張氏很滿意,又考較了碧菡的對答舉止,問了幾個問題,都是關于趙琇若在方家遇到什么事,她這個貼身丫頭該怎么做的,碧菡早經碧蓮面授機宜,在心里把應對措施都背了個滾瓜爛熟,自然是對答如流的。張氏更加滿意了,立刻便命丫頭拿了首飾匣子來,賞了碧菡一只玉鐲子、一對玉耳墜,還有一根銀鎏金的花簪,做工十分精致,命她今日就戴著去方家。
碧菡本來只戴了一對絹花,能得到張氏如此大方的賞賜,自然是喜出望外,連忙磕頭謝了恩,便帶著東西回房妝扮起來。趙琇便不解了:“祖母不是說,別戴太貴重的首飾,免得在方家惹人的眼,失禮于書香名門嗎?怎的又給我的丫頭首飾,還叫她戴著去?”
張氏笑道:“這如何能一樣?那幾樣首飾也不貴重,碧菡戴出去,也是你的體面。”然后再次正色囑咐孫女:“你要記得,這一回去方家,比不得在曹家,也比不得去王府,更比不得從前在奉賢老家時,你隨我出門拜訪親友。
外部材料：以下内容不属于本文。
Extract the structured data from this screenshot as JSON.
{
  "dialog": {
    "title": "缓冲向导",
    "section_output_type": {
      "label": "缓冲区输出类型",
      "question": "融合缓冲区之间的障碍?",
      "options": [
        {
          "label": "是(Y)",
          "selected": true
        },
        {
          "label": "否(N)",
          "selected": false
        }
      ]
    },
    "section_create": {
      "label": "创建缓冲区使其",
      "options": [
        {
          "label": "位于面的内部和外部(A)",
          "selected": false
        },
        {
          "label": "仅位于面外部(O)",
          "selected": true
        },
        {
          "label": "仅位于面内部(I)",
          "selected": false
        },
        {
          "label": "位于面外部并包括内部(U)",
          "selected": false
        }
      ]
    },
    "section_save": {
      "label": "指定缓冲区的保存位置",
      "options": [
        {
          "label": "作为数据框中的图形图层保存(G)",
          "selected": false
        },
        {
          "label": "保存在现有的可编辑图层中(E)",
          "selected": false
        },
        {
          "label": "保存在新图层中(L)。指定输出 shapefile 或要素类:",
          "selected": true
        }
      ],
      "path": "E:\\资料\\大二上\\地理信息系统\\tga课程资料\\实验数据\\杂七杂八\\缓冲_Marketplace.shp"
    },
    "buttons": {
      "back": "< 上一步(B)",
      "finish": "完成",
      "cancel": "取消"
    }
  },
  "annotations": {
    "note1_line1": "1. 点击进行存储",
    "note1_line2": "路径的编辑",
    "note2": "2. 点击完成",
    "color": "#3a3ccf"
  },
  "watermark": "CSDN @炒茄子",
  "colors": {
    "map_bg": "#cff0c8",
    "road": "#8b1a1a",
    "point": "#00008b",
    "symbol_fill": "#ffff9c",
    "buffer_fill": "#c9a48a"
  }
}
方家世代書香,是名門大族,家中子弟人人都熟讀詩書,通曉禮儀,連侍候的丫頭小廝,也都比外頭的人家多幾分文雅。你去了,行事要盡可能穩重,不要隨意與人說笑,也別跟人起了沖突。即使有人說些什么不中聽的話,你能忍的,就忍一忍,不能忍了,也等回了家再跟祖母和哥哥說,千萬別跟人當場吵起來,那就太失禮了。”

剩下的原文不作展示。